Maps and models: A scale of 1:50,000 means 1 cm on the map represents 50,000 cm (500 m) in the real world.

Photography and design: Aspect ratios (16:9 for HDTV, 3:2 for DSLR photos, 1:1 for Instagram) describe the proportions of an image or screen.

Chemistry and mixing: Two-part epoxies often specify mix ratios like 4:1 by volume. Concrete is mixed in ratios such as 1:2:4 (cement:sand:gravel).

Three-part ratios

Some ratios involve three or more parts, written as A:B:C — for example, the 1:2:4 cement:sand:gravel ratio for concrete. To simplify a multi-part ratio, divide every number by the GCF of all of them.

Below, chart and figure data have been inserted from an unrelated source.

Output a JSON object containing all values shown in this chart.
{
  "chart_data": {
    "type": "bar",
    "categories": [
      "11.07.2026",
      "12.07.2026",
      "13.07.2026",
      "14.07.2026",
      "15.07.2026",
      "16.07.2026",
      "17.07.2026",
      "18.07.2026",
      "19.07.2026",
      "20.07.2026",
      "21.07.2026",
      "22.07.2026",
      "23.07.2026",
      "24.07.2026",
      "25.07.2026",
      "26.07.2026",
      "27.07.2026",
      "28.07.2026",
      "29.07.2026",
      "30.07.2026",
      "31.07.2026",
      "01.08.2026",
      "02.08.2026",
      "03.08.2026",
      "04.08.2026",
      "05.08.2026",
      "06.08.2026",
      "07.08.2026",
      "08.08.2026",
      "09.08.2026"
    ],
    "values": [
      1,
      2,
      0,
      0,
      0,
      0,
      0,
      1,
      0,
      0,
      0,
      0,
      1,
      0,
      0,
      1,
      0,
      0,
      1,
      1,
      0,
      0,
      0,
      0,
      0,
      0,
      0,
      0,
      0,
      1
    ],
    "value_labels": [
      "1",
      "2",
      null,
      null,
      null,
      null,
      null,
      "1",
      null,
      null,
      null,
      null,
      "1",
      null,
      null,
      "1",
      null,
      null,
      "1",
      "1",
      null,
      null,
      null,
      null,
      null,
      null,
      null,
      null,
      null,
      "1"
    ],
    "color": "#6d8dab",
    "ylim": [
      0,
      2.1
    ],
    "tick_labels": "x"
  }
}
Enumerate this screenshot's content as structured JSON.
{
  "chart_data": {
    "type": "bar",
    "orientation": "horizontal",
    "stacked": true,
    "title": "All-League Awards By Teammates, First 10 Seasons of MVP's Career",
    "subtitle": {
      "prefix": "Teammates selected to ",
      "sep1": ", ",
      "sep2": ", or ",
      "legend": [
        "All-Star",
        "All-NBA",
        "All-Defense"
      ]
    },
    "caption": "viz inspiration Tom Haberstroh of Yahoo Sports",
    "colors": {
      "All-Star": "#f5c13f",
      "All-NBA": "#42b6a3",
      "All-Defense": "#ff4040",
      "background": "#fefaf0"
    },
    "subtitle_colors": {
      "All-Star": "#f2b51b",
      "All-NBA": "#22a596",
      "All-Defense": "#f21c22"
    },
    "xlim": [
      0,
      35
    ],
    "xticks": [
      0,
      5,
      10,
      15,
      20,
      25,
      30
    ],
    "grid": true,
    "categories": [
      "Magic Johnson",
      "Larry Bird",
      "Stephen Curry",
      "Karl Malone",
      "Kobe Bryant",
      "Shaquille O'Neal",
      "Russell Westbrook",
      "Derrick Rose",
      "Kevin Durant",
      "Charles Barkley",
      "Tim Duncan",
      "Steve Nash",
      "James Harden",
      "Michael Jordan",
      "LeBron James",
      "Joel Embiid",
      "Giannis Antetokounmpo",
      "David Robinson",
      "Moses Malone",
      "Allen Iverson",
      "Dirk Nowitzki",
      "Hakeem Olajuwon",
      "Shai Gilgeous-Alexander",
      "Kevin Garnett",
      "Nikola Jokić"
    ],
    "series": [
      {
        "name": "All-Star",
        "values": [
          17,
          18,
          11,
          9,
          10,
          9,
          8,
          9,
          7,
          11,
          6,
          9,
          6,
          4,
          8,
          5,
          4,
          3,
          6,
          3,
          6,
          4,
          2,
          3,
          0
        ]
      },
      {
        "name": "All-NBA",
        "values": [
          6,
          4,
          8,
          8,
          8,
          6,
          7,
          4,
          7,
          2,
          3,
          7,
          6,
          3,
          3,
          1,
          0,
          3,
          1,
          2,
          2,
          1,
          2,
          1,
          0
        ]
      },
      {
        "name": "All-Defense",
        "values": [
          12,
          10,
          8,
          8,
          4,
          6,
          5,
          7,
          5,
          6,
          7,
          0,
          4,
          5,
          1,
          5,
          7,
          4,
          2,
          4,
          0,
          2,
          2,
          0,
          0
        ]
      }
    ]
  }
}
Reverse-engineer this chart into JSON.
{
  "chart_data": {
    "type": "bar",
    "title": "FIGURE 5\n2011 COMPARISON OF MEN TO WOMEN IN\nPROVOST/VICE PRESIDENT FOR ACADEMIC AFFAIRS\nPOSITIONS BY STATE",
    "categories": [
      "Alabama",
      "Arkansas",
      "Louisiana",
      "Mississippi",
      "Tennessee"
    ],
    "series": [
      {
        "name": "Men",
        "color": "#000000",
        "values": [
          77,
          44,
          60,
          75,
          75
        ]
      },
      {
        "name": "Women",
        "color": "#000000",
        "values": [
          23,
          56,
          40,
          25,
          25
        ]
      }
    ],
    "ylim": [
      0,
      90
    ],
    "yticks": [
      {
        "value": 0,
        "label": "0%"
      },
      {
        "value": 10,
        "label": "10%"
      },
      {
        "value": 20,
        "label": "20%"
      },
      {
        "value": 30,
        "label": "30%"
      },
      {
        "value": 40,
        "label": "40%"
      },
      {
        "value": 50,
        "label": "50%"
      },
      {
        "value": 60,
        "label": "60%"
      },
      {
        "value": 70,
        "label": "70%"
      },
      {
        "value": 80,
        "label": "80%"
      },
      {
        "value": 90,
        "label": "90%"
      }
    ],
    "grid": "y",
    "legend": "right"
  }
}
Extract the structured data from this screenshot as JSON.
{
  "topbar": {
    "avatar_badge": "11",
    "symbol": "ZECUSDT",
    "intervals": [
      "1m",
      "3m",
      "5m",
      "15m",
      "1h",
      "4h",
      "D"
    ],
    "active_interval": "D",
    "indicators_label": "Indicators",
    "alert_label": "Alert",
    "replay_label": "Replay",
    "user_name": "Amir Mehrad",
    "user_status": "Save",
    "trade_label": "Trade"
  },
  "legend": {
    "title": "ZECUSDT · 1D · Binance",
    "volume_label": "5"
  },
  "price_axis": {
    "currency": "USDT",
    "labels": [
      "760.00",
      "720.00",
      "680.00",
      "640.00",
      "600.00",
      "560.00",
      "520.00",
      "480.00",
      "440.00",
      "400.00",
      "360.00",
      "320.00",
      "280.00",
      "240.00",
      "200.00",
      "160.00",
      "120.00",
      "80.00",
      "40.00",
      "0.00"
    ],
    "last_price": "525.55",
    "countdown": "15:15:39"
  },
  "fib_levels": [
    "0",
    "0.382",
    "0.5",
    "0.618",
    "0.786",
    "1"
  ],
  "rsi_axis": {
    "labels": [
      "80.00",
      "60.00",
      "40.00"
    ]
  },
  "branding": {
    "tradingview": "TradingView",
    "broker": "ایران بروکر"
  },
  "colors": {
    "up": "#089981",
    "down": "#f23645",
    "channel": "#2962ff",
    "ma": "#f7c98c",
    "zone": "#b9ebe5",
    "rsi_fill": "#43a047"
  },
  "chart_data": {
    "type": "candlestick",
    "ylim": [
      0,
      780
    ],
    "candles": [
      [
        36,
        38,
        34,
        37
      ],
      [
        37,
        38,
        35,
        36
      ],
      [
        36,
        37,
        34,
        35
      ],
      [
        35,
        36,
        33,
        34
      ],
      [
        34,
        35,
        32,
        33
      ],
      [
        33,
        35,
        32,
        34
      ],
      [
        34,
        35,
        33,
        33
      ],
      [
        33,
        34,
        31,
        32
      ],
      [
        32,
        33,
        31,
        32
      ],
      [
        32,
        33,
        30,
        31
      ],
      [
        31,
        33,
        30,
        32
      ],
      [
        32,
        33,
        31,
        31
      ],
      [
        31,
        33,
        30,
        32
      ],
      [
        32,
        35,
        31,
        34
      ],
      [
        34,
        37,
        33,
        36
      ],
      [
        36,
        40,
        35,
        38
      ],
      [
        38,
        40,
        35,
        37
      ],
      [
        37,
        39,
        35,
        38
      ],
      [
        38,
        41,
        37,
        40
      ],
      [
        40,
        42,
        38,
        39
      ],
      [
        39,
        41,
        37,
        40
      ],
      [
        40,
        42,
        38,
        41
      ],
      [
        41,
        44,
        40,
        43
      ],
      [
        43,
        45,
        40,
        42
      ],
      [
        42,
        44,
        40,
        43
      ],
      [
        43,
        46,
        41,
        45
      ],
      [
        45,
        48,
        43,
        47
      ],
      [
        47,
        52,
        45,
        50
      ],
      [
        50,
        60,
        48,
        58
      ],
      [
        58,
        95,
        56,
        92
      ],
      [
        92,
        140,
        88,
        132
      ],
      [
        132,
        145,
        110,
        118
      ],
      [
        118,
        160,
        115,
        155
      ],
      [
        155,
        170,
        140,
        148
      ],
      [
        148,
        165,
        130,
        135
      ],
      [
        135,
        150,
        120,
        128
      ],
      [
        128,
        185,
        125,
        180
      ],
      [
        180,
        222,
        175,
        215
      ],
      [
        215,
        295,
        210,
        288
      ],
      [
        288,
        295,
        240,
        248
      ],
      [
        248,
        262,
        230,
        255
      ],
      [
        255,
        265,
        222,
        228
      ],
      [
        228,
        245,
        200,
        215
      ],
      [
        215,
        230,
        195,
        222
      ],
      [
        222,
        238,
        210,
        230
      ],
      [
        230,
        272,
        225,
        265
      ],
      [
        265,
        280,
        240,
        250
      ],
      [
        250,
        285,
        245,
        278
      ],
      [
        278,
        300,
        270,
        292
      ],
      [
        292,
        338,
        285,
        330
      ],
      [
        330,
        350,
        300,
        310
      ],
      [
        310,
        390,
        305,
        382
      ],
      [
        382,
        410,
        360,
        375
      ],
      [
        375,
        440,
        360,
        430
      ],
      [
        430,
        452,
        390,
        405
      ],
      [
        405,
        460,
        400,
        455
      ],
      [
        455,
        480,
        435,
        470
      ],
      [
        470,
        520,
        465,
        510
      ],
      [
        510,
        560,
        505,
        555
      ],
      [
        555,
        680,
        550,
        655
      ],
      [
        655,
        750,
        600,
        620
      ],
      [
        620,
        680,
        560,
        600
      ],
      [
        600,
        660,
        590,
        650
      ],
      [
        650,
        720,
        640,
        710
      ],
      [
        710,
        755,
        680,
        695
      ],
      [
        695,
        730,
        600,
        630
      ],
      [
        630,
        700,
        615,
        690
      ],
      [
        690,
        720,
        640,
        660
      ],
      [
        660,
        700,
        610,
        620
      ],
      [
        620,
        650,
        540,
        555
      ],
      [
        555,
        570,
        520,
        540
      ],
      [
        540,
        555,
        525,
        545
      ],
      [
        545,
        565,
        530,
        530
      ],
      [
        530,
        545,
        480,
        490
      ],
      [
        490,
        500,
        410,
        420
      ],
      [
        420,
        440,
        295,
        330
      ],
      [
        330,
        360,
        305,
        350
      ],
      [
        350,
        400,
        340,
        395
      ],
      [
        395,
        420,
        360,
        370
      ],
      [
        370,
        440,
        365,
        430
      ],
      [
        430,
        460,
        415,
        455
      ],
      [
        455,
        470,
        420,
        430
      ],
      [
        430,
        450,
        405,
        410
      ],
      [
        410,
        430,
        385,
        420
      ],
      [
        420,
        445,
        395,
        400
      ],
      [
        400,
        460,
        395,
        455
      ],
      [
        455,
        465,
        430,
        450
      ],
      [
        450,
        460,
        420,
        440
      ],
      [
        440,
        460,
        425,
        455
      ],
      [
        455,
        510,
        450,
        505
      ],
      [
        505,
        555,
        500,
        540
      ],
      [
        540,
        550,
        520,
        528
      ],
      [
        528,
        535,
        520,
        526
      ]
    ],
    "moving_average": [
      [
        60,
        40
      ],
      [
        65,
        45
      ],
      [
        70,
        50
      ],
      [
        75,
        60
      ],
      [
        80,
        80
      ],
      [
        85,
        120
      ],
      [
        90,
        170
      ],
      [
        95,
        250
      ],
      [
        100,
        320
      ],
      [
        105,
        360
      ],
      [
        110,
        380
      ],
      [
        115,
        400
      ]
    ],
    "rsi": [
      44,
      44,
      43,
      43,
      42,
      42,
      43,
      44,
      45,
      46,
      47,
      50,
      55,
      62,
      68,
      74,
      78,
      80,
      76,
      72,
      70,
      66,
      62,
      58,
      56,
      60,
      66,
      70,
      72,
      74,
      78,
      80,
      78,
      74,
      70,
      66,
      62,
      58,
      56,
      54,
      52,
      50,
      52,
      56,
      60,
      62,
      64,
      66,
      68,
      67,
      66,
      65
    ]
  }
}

To scale, multiply every number by the same factor. Use the simplify form above for two-part ratios; for three-part ratios, simplify pairs at a time or use the GCF calculator directly.

FAQs

A ratio compares two quantities of the same kind, expressed as A:B (read 'A to B'). It tells you how much of one thing there is relative to another. For example, a recipe with a 2:1 flour-to-sugar ratio uses twice as much flour as sugar. Ratios are used everywhere — in cooking, scale models, finance, photography, and chemistry.

When you see two equivalent ratios written as A:B = C:D, the cross-products are equal: A × D = B × C. If one of the four values is unknown, rearrange the equation to solve for it. For example, if 3:4 = 6:?, then 3 × ? = 4 × 6, so ? = 24 / 3 = 8.

Find the greatest common factor (GCF) of both numbers and divide each by it. For example, to simplify 12:18, the GCF is 6, so the simplified ratio is 12/6 : 18/6 = 2:3. A ratio is in its simplest form when its two numbers share no common factor greater than 1.

A ratio compares two quantities (e.g. 3:4). A proportion is a statement that two ratios are equal (e.g. 3:4 = 6:8). Solving a proportion typically means finding a missing value that makes the equation true.

Convert the ratio to a fraction (A:B becomes A/(A+B) for the share of A in the total), then multiply by 100. For example, 3:7 means 3 parts out of 10 total, which is 3/10 = 30%. If you want B's share, that is 7/10 = 70%.

Multiply both numbers in the ratio by the same scaling factor. To double the recipe ratio 2:1, multiply both sides by 2 to get 4:2 (which simplifies back to 2:1, since the proportion has not changed). To triple it, multiply by 3 to get 6:3. Scaling preserves the proportion.